En Angleterre, la serpe est essentiellement employée pour couper et fendre le bois vert, le bois des jeunes arbres de moins de dix ans, habituellement cultivés dans les coppices. Un coppice est un taillis
constitué d'arbres que l'on coupe au niveau de la terre après dix années de croissance. On peut trouver en Angleterre de vieux coppices âgés de deux ou trois cents ans. Les bois les plus communément employés sont le noisetier, le saule, le frêne et le châtaignier. On peut fendre facilement tous ces bois quand ils sont verts et les ployer aisément à la main pour leur donner la forme souhaitée. Comme ces bois ont été travaillés avant d'être secs, l'objet qu'ils formeront aura une espérance de vie supérieure à 10 ans.

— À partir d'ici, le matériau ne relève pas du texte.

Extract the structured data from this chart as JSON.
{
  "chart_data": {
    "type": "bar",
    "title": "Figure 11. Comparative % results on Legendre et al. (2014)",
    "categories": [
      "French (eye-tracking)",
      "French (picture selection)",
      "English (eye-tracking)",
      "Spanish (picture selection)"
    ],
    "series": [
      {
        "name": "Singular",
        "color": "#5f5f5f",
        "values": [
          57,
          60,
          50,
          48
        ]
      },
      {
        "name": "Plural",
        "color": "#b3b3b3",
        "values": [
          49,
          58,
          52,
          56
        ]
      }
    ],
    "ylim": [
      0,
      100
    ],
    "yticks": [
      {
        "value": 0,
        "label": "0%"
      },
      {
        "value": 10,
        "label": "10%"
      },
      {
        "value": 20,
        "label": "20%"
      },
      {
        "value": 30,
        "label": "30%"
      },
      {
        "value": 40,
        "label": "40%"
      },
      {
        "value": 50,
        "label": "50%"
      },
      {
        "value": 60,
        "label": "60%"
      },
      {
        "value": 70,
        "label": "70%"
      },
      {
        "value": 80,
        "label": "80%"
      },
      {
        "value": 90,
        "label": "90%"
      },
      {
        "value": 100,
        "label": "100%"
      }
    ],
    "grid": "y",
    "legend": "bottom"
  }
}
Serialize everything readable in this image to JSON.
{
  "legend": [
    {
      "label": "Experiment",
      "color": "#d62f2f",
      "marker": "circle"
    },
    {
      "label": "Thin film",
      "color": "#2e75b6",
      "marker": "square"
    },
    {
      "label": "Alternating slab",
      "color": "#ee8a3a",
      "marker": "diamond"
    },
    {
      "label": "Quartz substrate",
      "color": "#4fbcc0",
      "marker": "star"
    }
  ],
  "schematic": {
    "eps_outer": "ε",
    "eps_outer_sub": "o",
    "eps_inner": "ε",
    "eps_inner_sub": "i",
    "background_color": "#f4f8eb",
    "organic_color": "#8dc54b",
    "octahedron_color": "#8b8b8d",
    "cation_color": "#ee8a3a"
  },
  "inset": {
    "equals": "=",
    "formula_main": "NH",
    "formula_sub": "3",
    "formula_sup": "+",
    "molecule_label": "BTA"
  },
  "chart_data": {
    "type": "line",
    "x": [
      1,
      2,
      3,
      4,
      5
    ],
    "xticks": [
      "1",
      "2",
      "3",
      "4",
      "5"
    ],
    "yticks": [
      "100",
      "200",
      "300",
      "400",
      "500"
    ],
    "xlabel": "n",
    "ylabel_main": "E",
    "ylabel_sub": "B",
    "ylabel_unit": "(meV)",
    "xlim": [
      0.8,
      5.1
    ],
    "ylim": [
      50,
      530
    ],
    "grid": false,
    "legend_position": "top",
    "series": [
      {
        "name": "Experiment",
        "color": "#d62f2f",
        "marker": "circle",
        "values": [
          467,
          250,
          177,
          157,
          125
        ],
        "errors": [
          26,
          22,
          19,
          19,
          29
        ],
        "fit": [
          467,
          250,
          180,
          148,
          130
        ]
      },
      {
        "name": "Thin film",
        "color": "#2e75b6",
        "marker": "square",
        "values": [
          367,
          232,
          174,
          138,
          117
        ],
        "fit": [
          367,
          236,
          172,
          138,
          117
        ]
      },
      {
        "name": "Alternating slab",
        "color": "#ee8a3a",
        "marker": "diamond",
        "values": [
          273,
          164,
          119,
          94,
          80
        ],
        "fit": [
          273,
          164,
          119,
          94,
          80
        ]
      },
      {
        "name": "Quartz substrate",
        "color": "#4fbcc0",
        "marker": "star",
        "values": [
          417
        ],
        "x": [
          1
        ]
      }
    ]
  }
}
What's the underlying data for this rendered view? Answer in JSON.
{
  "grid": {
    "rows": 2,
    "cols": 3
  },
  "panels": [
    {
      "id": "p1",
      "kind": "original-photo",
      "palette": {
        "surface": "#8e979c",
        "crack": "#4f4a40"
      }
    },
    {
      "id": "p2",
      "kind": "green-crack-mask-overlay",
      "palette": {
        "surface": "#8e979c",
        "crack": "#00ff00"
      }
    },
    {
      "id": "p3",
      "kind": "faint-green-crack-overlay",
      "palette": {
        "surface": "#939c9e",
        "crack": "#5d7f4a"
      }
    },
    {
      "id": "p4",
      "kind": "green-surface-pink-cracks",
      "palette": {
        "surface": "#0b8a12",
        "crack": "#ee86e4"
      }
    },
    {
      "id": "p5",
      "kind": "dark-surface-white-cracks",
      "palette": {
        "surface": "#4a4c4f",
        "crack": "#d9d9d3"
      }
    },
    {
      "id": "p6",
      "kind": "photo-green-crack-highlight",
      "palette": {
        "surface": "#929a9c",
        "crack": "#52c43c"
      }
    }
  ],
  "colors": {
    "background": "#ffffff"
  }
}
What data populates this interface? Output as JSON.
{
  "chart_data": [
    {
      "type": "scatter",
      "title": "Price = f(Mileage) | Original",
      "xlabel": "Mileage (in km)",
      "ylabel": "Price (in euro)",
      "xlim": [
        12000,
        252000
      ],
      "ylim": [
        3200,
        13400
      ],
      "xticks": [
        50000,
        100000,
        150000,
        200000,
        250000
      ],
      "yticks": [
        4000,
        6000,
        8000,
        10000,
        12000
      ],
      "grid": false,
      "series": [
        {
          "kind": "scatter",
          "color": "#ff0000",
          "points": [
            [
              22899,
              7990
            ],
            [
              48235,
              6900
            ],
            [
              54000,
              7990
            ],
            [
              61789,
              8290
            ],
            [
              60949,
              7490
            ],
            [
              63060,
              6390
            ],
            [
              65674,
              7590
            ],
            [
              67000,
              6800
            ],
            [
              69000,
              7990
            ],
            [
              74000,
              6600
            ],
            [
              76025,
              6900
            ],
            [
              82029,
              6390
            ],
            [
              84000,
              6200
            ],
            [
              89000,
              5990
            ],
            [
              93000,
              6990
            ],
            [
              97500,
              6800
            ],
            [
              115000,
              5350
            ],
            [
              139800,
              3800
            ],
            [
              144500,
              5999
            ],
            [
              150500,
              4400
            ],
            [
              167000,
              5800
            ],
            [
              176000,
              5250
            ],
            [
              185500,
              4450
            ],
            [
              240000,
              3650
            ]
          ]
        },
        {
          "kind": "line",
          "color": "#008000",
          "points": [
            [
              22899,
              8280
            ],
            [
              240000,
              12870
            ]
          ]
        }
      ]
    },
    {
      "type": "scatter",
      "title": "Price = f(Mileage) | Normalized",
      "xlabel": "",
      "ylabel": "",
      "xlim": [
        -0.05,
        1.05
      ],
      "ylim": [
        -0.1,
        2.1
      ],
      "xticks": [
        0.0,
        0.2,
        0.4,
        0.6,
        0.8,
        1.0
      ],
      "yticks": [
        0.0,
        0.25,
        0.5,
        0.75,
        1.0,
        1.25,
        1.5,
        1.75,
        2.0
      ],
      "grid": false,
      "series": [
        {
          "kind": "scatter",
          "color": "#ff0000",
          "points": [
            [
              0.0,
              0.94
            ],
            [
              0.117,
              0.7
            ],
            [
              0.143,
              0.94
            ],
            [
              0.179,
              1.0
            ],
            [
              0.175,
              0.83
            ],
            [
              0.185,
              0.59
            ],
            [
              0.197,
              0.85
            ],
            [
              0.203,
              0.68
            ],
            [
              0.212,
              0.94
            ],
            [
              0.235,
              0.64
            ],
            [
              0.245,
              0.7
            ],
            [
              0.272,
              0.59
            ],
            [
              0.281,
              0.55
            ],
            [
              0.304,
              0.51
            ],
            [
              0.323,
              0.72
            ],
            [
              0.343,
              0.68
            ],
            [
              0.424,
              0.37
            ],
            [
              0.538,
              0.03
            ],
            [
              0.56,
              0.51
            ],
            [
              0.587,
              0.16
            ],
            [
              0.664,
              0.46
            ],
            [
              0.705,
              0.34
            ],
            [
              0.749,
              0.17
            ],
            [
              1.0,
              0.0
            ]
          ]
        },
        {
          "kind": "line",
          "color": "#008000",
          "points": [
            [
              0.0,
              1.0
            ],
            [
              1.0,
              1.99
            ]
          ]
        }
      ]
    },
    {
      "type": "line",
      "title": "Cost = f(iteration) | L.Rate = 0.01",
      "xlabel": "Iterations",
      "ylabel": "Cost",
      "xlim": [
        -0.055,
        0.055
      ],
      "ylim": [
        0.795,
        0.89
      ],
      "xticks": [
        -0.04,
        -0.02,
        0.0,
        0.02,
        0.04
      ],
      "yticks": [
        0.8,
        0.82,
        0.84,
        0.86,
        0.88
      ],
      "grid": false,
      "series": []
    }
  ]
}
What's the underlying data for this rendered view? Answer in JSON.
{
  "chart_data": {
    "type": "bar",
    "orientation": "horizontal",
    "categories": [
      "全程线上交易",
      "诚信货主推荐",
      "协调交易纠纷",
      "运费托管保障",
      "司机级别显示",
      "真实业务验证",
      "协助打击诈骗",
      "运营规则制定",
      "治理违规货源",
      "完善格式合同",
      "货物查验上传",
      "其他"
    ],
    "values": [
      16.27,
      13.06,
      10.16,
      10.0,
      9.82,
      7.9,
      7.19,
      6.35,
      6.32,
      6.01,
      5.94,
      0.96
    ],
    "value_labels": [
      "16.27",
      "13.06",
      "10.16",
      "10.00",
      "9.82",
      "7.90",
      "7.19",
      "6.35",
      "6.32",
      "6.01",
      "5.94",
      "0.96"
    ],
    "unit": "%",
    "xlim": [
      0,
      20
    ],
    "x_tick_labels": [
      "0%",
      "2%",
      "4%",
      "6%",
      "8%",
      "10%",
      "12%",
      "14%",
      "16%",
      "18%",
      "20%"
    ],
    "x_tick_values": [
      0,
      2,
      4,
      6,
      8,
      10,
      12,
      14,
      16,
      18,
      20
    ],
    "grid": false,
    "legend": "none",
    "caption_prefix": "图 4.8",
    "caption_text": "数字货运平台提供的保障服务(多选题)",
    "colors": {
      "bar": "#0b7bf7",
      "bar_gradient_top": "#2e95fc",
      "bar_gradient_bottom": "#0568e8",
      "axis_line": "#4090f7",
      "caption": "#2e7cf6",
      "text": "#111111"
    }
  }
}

Parmi les métiers typiques du bois qui utilisaient la serpe pour rassembler, couper à la même longueur, fendre des lattes, ou tailler les jeunes arbres, on peut citer la fabrication des claies, des spars ou broches (les agrafes qui servent à fixer les toitures en chaume), celle des balais et des paniers ou encore les métiers de vannerie. Cet outil était aussi largement employé pour couper les fagots qu'on brûlait dans des fours à pain, et pour le plaissage* des haies. Pour cela le bois vivant était taillé, partiellement coupé, puis plié, et posé parallèlement ou légèrement incliné sur le sol où il devait pousser, de manière à former une barrière qui se reconstituera naturellement et qui empêchera le bétail de passer. Ces haies infranchissables peuvent durer de 15 à 20 ans et n'ont besoin que d'une petite taille tous les deux ans. Cette technique est encore largement utilisée dans le centre de l'Angleterre, et aussi dans certains endroits du Pays de Galles. On m'a dit qu'on la pratiquait également en France, notamment en Corrèze. Souvent aussi on emploie la serpe pour élaguer les arbres, et en France, avant l'apparition des sécateurs, elles étaient utilisées pour tailler les vignes.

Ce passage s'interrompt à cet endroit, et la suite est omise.